Mark Lundy, 56, is accused of murdering his 38-year-old wife, Christine, and seven-year-old daughter, Amber. Their bodies were found in their Palmerston North home on 30 August 2000; the Crown claims Mr Lundy killed his wife for her insurance money and Amber because she saw what he was doing to her mother.

Key points from day 23:

Numerous blue and orange paint chips were found in the blood and pieces of skull washed from Mrs Lundy's body. They were also found in the sheet taken from her bed, and in "debris" taken from Amber's body.

The prosecution has previously told of Mr Lundy's habit of painting his tools with orange and blue paint to identify them as his own.

Institute of Environmental and Scientific Research scientist Sally Coulson, who specialises in trace analyses, looked at the paint chips and compared them to tools found in Mr Lundy's garage, and also to dark blue paint on an axe head or tomahawk.

Some matched the tools, while others did not.

However, to have become embedded in the bone as some were "a painted object or implement would have had to forceably strike the bone to get transfer of paint", she said.

Earlier in the trial, a defence witness said the paint flakes could have got into Mrs Lundy's hair when she went into the garage where the tools were kept.

Matter on Lundy's shirt 'definitely brain'

Earlier today, the court was told matter on Mr Lundy's polo shirt was "definitely brain" and one billion billion times more likely to be from his wife than anyone else.

Neuropathologist Daniel Brat, professor of pathology and laboratory medicine at Emory Healthcare in Atlanta, Georgia, this morning said he reviewed slides of the matter last year.

"... It was definitely brain," he said.

Cross-examined by Mr Lundy's defence lawyer, David Hislop, QC, Prof Brat agreed it was central nervous system (CNS) tissue - from the brain or spinal cord.

Prof Brat was the third American expert to testify that the matter was CNS tissue, from the brain or spinal cord.

Institute of Environmental and Scientific Research forensic scientist Susan Vintiner yesterday told the court that in 2001 she DNA-tested the two smears found on Mr Lundy's polo shirt. She found it to be 450,000 million times more likely to be from Mrs Lundy than from someone unrelated and chosen at random.

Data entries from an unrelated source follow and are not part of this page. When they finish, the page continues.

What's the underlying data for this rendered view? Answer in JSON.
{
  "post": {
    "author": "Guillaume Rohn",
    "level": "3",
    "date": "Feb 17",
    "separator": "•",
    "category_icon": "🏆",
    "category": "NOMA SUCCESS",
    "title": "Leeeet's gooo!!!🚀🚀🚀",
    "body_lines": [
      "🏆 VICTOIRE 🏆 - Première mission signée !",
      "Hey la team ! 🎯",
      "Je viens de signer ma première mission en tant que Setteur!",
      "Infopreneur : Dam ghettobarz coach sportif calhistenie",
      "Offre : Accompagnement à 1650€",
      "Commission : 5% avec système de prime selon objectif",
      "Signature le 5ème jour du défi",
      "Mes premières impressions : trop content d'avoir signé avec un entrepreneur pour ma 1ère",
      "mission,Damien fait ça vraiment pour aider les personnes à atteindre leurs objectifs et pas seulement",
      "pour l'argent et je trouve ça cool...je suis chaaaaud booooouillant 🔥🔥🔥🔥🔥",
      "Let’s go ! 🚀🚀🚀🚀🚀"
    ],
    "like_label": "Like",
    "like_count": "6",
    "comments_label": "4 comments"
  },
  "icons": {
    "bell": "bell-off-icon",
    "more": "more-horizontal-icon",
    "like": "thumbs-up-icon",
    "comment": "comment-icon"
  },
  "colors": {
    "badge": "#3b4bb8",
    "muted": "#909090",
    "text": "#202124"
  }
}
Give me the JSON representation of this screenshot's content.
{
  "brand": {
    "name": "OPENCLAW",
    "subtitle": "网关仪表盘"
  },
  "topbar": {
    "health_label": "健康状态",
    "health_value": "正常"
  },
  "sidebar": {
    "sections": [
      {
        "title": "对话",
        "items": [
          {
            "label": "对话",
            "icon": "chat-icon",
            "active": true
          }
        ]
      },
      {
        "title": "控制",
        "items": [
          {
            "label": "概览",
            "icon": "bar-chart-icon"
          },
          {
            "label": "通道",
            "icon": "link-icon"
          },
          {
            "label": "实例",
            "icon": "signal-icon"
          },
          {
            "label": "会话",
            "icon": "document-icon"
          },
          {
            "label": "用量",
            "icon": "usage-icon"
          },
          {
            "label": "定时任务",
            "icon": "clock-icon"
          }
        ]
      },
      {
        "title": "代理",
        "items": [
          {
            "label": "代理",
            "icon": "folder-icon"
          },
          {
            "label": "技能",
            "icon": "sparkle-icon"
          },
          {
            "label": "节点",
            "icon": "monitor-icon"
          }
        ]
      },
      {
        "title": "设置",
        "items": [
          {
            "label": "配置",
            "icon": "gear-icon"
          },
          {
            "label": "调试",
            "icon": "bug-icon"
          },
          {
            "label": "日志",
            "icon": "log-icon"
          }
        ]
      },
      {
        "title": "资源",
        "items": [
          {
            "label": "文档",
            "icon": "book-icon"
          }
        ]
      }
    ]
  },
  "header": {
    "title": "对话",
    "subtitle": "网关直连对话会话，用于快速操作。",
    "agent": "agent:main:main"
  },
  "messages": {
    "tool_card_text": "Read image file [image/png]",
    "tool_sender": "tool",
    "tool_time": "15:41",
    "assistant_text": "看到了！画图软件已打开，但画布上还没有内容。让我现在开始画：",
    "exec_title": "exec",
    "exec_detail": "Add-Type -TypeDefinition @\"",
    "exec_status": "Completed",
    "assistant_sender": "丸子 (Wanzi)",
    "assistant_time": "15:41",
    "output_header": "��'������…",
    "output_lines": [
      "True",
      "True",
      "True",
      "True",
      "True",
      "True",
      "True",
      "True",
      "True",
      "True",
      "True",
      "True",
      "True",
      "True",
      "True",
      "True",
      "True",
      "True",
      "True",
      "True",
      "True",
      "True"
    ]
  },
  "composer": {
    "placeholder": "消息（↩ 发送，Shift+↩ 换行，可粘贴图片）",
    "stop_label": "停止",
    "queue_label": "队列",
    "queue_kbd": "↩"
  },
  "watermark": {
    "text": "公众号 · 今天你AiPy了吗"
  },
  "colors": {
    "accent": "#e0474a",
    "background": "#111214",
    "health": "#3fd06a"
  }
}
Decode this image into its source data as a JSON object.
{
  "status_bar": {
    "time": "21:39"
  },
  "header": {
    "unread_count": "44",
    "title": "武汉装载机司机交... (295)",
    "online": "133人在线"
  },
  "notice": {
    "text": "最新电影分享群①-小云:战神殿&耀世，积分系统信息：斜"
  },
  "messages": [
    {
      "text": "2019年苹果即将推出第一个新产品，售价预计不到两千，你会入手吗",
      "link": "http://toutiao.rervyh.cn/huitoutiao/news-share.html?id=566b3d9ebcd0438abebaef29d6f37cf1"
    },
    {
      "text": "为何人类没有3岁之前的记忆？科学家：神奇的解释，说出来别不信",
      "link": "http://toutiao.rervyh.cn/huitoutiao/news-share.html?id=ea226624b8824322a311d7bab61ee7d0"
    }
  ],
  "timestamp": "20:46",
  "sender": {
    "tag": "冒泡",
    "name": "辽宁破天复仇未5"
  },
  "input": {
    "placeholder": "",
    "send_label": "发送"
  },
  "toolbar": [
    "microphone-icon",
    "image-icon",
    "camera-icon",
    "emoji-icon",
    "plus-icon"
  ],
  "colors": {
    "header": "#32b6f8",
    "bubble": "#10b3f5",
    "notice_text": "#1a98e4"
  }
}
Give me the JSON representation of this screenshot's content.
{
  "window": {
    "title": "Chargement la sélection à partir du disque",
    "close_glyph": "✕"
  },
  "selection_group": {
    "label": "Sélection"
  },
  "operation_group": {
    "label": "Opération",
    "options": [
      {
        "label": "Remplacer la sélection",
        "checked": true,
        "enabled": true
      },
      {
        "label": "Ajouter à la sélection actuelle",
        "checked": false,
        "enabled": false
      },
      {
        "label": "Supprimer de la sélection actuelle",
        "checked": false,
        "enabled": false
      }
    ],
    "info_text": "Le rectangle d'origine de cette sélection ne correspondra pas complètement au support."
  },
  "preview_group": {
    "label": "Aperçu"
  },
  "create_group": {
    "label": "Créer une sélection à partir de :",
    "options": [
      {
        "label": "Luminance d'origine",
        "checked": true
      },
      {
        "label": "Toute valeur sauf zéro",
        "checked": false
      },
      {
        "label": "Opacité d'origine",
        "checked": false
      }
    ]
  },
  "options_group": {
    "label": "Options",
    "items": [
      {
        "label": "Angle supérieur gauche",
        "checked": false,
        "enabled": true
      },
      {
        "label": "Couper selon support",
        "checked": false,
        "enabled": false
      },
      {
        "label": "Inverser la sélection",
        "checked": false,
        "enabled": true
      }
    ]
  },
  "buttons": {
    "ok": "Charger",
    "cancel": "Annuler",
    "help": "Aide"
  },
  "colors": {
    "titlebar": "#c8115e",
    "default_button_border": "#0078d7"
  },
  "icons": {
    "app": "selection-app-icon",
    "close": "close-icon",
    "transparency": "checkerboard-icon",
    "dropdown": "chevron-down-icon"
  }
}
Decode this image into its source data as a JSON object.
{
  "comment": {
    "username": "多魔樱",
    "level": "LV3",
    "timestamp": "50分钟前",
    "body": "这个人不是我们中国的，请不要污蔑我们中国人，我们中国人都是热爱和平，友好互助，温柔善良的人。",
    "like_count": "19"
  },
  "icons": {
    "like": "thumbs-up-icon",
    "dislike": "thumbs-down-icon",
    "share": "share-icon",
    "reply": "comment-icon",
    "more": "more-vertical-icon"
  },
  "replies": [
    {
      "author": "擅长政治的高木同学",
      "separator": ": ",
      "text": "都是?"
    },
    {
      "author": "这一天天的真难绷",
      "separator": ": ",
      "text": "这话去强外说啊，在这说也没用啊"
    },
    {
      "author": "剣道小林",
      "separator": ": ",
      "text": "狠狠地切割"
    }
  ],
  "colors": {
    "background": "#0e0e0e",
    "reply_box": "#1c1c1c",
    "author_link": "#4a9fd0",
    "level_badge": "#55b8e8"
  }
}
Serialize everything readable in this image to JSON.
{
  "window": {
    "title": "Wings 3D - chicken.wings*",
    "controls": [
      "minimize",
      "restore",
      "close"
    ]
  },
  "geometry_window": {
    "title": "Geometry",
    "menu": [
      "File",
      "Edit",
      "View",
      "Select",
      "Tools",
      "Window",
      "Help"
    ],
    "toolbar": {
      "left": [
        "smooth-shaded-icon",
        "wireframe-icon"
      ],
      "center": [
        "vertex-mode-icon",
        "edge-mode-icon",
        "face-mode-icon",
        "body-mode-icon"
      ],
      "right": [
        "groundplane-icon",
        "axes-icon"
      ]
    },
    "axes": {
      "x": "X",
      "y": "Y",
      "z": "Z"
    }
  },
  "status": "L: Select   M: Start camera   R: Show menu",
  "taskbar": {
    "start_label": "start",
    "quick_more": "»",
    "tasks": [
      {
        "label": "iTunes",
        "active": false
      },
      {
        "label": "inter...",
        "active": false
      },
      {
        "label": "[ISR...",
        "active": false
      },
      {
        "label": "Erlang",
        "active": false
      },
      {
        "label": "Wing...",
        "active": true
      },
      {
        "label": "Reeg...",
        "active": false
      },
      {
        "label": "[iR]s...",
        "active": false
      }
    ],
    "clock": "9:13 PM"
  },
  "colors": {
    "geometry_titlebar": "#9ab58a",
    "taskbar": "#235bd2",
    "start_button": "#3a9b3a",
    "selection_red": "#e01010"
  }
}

Today she told the court she retested those samples as part of the reinvestigation into the case in 2014.

Newer methods were used, and this time the matter was found to be one billion, billion times more likely to be from Mrs Lundy than from someone unrelated and chosen at random, Ms Vintiner said.

Mark Lundy's lead lawyer David Hislop

Mark Lundy's lead lawyer David Hislop Photo: RNZ / Alexander Robertson

Mr Hislop asked whether someone who had a heavy cold and who sneezed or coughed while ironing could leave their DNA on the item they were working on, and whether that DNA could stay on the item for some time.

Ms Vintiner said it was possible "subject, of course, to [the] shirt not being washed in the interim".

He also asked about DNA from an unknown person which also showed up on Mr Lundy's shirt in 2014 testing and prompted DNA testing of four women who operated machines at the United States laboratory which made samples from the shirt. None was a match for the unknown DNA.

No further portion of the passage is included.